Zimbabve'nin düşük yağış miktarı eşi benzeri görülmemiş bir durum. Ülkenin ana enerji kaynağı olan Zambezi Nehri, dünyanın en büyük yapay gölü olan Kariba Barajı'ndaki hidroelektrik arzını söndürecek kadar alçaldı. Afet Azaltma ve Kurtarma için Küresel Tesis dogruluyor, "Mozambik, hava durumuyla ilgili birçok tehlikeye en çok maruz kalan Afrika ülkeleri arasında üçüncü sırada yer alıyor ve periyodik kasırgalardan, kuraklıklardan, sellerden ve ilgili salgın hastalıklardan muzdarip."

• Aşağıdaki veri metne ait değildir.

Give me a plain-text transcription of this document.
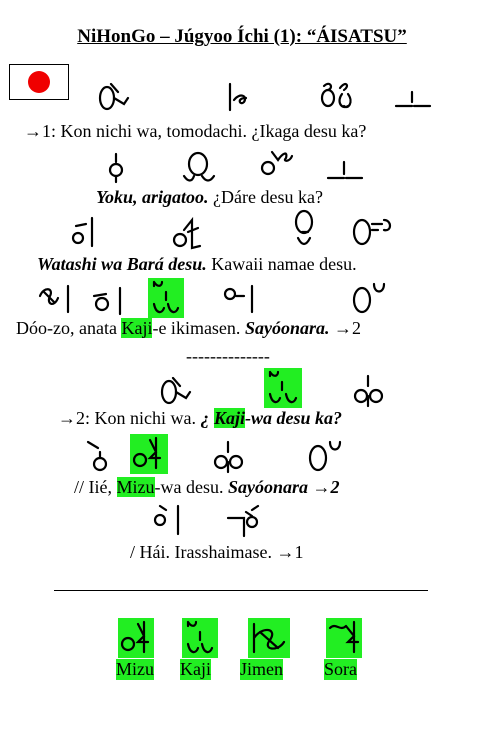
NiHonGo – Júgyoo Íchi (1): “ÁISATSU”
→1: Kon nichi wa, tomodachi. ¿Ikaga desu ka?
Yoku, arigatoo. ¿Dáre desu ka?
Watashi wa Bará desu. Kawaii namae desu.
Dóo-zo, anata Kaji-e ikimasen. Sayóonara. →2
--------------
→2: Kon nichi wa. ¿ Kaji-wa desu ka?
// Iié, Mizu-wa desu. Sayóonara →2
/ Hái. Irasshaimase. →1
Mizu Kaji Jimen Sora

Idai Kasırgası ile iklim değişikliği arasındaki bağlantılar burada toplumsal vicdana sahip olanlar tarafından kabul edildi. Güney Afrika hükümeti esas olarak silahlı kuvvetlerini ve teknisyenlerini, Zambezi Nehri üzerindeki Cahorra Bassa mega barajından Mozambik'ten gelen ana elektrik tedarikini yeniden sağlamak için direklerin yeniden inşasına yardım etmek üzere gönderdi. Güney Afrika, 1 MW'tan fazla arzın kesintiye uğraması nedeniyle Idai'nin vurduğu hafta büyük bir kesinti yaşadı. Mozambiklilere yardım eden ana kurum, ünlü bir Güney Afrika hayır kurumuydu. Verenlerin Hediyesidünya çapında yardım desteği sağlayan bir kuruluştur.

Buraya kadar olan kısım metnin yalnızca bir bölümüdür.